3) More and more SFT (Student for a Free Tibet) chapters have formed. I see some of the most brilliant minds of our country--students in Stanford, and in Brown University, participating in the Tibet movement. What would happen if the future leaders of our country become thoroughly convinced at what the Tibet propaganda tells them?

In the 21st century, will there be an unbridgeable gap on the Tibetan issue between the future leaders of China, and the future leaders of the U.S.? Will America wage war on Tibet like she had on Kosovo? As I see in the case of the Kosovo bombing, the congress isn't even consulted. A few people in America can make the decision for the rest of us. What if a Brown SFT student becomes one of those few people in the future?

Will that lead to a war for our children?

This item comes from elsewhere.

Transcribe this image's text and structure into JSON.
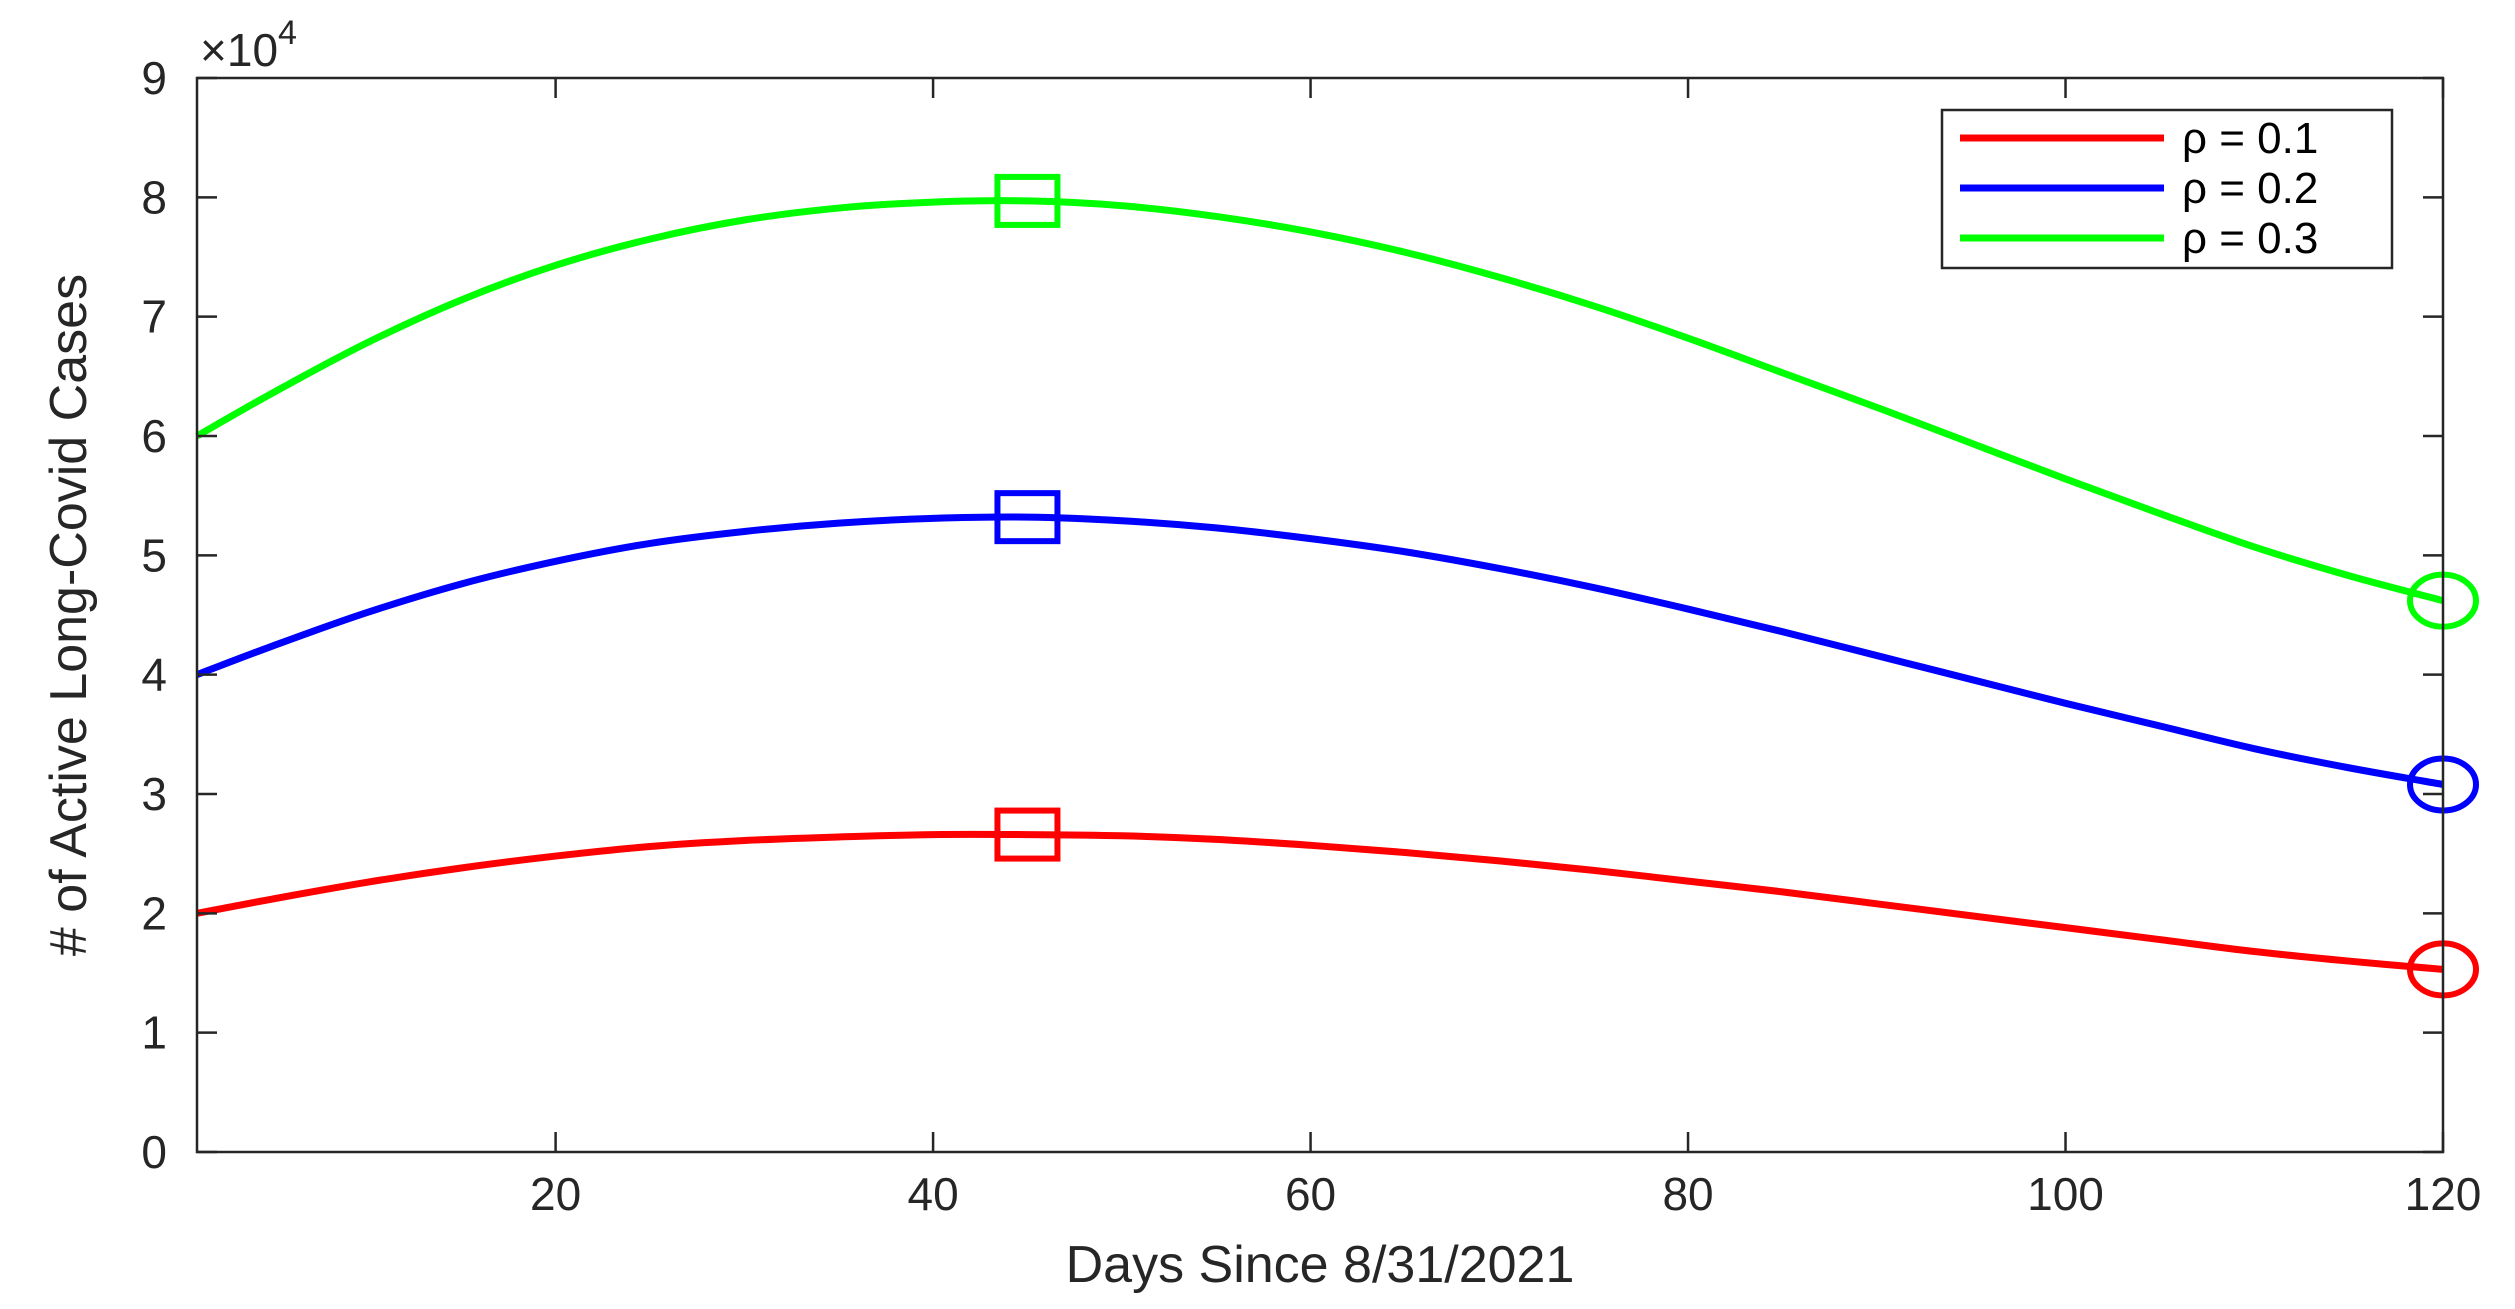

I'm glad you, the reader, have given me the chance to tell you my view as a forgotten minority on the Tibet movement. In conclusion, I would like to point out some current situation in the U.S.:

As the number of Chinese immigrants are rising in the U.S., the multiple ethnicity of the Chinese people have traveled to the U.S. with them. One can open up a Chinese overseas newspaper now and find ads for Mongolian BBQ restaurants, Manchurian Chinese restaurants, and even Islamic Chinese restaurants. One of my favorite takeout food is from a Islamic Chinese restaurant, what I tell my kids are the "Chinese hamburgers". It's a sauted pastry with a filling of ground beef and finely chopped onion. The pastry seals the broth inside; and biting into this pastry gives one a delicious morsel.

As more immigrants from China arrive, I hope more Americans will come to experience the rich multiple-ethnic Chinese culture.

Buddhism was the major religion in China. There are many Chinese American Buddhists; my grandmother was one. Just about all Chinese Americans hope for democracy in China, and for the preservation of the traditional Chinese culture, of which Tibetan Buddhism is a well-respected presence. But we are against the misrepresentation of the Chinese people's multiple ethnic culture and China's borders by the Tibetan independence movement.

The battle for Tibet is not one of ethnic mistreatment, but a clash between the principles of Communism and the ideals of Buddhism. I myself support the preservation of the Tibetan culture and the Tibetan Buddhism. I support Tashi Tsering, who has built 46 schools to teach Tibetan children the Tibetan language. I hope one day the Tibetan Buddhist temples will be built across China for all the Chinese people. Thanks for reading.